The two battle a bit and while Jamal Campbell's art has been the highlight of the series for me, it all gets a bit too confusing and convoluted here to call it a well-coreographed fight scene.  Luckily for Naomi, a blast from her past shows up to save the day...or at least lets her live another one.



After a pretty satisfying punch, Naomi is back with her parents and friends and instead of explanations and wrapping up loose ends, we get promises of training, excited chatter and a "show us what you can do" line that leads into the "Story continues in the pages of DC Comics...and in Naomi 2".  Continues?????  Continues?????  I'm still waiting for it to actually start!!!!
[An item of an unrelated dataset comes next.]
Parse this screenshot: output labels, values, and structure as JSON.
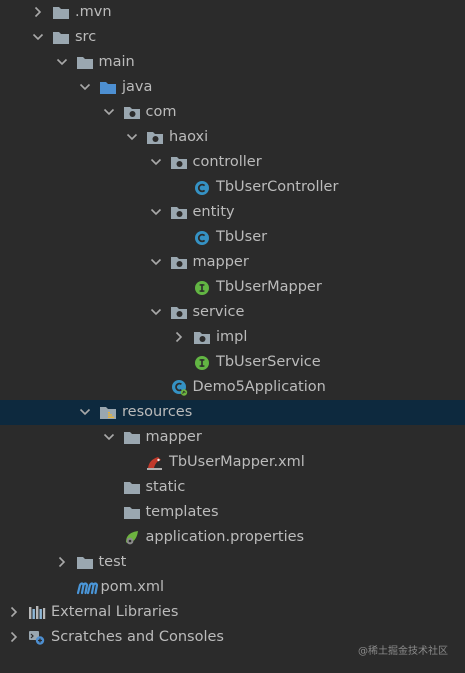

I still like the character of Naomi, but I feel like I hardly know her.  By issue three I resigned myself to reading a 6 issue origin story, but now I realize I was asking way too much.  Bendis and Walker have not given us much and what we have gotten seemed to be a calculated move to push this book into collectible status at the expense of storytelling and that is unforgivable.  I still like the art as a whole, but there is nothing here that can't (and probably will) be summed up in a page or two when Naomi shows up in Young Justice (Bendis said in issue #10) and/or when Naomi 2 kicks off.  I think that Brian Michael Bendis should think hard the next time he promises something is Universe Changing because you don't get to fudge that more than a couple of times.  By the way, I usually don't talk about covers, but showing Naomi with the Young Justice team is just one more example of what this book really was about.

Bits and Pieces:

While I like the character of Naomi, this mini-series seemed more intent on being collectible than actually telling a story.  After being pushed as a series that just might change the DC Universe as we know it, I had high expectations and I'm sad to say, this book did not meet them.  I guess that can happen later, but stringing readers along for six issues just to get started telling a story does not get me excited for the future.